My Feed Reader

If you want something done right….
Monday, January 16, 2006

The old adage goes, “if you want something done right, you’ve got to do it yourself.” Being the maniacally demanding perfectionist that I am, that is not an unusual sentiment for me. This time, my attention turned to feed readers. For some reason I decided I actually needed to start keeping up with what is happening in the world – or at least what is happening in the world that I might be interested in knowing about. As it happens, that doesn’t mean “news” at all, in the traditional sense; it is more like technology, music, food, random things. Since I have a lot of friends who blog, I decided that I could use them as a filter so that I wouldn’t have to read everything myself. And I picked a few other news sources that I felt would have interesting articles but not totally overwhelm me.

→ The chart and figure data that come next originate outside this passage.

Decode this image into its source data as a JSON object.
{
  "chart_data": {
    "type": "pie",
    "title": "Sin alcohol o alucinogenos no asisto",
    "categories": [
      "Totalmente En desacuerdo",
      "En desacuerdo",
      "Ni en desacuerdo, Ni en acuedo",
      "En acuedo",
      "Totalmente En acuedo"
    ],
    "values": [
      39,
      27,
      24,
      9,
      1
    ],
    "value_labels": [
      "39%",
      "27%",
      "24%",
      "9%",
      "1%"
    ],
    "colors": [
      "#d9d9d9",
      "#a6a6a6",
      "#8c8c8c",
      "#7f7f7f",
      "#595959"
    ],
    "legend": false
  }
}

Now, I could have put all of these feeds into one of the zillions of feed readers that exist out there on the web, but I could not find (and I tried a ton) one of them that met my needs. All I wanted was a listing of the articles sorted by date, not by feed. (Recently I read that this style of feed reader is called “river of news” and has been advocated by Dave Winer, a big shot in the scripting/blogging world.) Since I couldn’t find anything I wanted, I decided to see what I could put together myself. So, a little internet research and three days of hacking with Python and CSS later, I wound up with this. It is updated four times a day (any more would be a total waste of processor and bandwidth) and the feeds that I use are hard-coded. There is nothing dynamic about it, but it does the trick very well. I’ve thought of many improvements that I can make, all that would be interesting to build in. But there is another adage that says, “if it ain’t broke, don’t fix it.”